Sağ kolumu yine fırına kurban verdim. Dirseğimin üzerinde şöyle ceviz büyüklüğünde bir yanık izi var. Düşen masanın morarttığı yerin epey üzerinde, tencere yanığının hemen sağında. Sağ kolumla zorum var benim anlaşıldı.
Dün yanık koluma yumurta beyazı sürerken birden hayatın bir yanıktan ya da kesikten pek de farklı olmadığını düşündüm.
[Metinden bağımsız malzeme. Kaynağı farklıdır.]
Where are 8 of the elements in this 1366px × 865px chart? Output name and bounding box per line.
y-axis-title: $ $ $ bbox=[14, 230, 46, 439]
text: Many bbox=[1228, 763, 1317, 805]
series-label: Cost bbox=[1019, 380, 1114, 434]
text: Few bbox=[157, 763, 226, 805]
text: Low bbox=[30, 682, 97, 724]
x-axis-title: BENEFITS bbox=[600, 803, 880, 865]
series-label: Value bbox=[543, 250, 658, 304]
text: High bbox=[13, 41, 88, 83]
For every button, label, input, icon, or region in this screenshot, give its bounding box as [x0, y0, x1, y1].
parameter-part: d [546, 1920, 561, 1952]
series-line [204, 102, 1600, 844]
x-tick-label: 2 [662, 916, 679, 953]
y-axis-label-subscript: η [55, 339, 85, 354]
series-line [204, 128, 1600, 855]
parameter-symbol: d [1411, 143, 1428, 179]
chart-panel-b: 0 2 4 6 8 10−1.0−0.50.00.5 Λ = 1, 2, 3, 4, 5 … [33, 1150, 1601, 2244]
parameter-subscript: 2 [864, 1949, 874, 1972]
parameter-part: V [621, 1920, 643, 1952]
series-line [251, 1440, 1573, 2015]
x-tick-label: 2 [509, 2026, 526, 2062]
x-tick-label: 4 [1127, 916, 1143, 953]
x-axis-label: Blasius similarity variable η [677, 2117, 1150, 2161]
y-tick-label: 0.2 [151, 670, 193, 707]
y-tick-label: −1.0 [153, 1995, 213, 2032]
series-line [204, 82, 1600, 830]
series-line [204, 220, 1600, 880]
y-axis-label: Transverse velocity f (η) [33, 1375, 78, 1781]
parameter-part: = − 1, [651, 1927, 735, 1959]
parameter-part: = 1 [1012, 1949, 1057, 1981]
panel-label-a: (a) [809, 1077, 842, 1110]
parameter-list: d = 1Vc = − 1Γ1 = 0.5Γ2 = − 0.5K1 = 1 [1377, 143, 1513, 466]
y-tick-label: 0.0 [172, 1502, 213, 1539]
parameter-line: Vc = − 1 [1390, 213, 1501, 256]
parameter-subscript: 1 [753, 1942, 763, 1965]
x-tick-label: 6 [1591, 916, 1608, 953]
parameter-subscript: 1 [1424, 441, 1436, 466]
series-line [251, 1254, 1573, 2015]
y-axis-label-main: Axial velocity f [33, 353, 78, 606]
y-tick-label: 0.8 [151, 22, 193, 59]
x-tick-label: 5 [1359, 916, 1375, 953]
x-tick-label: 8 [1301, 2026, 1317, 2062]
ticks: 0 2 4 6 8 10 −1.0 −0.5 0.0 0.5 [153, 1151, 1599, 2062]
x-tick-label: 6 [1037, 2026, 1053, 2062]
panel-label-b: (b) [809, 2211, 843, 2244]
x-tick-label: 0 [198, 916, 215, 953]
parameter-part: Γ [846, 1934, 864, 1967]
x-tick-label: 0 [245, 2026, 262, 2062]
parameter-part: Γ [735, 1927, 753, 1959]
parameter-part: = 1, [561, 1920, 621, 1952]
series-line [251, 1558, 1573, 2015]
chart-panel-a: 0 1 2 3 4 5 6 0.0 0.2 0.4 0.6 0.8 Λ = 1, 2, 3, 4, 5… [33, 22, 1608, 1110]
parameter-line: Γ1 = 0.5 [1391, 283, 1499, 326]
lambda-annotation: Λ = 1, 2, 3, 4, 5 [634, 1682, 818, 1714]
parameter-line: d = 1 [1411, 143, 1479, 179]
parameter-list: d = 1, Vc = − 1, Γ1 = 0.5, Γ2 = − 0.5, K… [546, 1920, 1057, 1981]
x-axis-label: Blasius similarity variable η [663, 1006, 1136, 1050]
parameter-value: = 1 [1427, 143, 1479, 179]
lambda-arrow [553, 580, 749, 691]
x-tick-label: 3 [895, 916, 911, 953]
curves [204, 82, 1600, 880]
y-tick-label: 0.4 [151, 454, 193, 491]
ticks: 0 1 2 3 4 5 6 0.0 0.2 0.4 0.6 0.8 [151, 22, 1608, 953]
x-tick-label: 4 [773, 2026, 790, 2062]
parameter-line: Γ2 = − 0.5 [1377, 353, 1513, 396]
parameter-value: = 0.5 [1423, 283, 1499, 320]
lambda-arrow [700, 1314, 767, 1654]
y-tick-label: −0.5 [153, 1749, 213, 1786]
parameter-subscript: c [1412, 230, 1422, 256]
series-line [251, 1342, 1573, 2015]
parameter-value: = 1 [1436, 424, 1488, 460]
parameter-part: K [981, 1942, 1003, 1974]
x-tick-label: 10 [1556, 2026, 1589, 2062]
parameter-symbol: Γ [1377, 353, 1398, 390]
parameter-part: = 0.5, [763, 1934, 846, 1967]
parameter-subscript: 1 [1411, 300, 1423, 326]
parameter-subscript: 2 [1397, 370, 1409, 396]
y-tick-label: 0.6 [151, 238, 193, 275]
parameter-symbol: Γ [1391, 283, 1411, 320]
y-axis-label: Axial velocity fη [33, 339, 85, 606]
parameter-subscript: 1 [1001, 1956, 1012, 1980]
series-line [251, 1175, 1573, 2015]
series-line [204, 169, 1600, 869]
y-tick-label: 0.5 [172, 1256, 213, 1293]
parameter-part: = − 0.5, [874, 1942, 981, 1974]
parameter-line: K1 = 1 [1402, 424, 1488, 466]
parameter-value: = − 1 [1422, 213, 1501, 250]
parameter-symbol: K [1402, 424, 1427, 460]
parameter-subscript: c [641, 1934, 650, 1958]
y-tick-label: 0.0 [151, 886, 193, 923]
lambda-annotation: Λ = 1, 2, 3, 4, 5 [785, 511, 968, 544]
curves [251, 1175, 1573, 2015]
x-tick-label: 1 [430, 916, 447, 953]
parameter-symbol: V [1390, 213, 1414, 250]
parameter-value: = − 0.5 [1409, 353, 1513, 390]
Hiçbirşey yokken herşey yolundayken hayatta insan yaşadığı rutinden başka birşeyin farkında olmuyor. Ancak rüzgar tersine esmeye başlayıp toz duman olunca hayatımızda herşey o soruna kitleniyor. Vücutta da öyle işte; bir yara ya da kesik olmadığı zaman hiç elin ayağın parmakların vs.nin farkında oluyor muyuz? Yoo dikkat bile etmiyoruz organlarımıza. Ama ne zaman bir yerimiz yaralansa orası zayıf noktamız oluyor. Ona göre dikkat ediyoruz hareketlerimize ve zaman geçip de o yara iyileşene kadar bu böyle devam ediyor. Hayatta da öyle zaman geçip sular duruluncaya kadar bir yerler kanıyor ya da dokununca acıyor. Sadece sabredip yaranın kabuk tutmasını beklemek lazım. O zaman yine herşey eskisi gibi olacak, yine sadece o belli rutinimizde yaşayacağız ve yine yanıklarımıza yumurta sarısı sürüp, onlardan öğrendiklerimizi cebimize atıp yolumuza devam edeceğiz.  

3 yorum:

  1. Komşum komşum,
    Harika bir metafor düşündürmüş, yanığın sana.
    Çok geçmiş olsun, tez zmanda iyileşsin kolun, izi hiç kalmasın.
    Vee, artık bi görüşsek diyorum, özledim zira.
    :))

    YanıtlaSil
  2. İlerledikçe yaş ne yanıklar olacak ruhda, dumanlar tütecek kalbin ocağından....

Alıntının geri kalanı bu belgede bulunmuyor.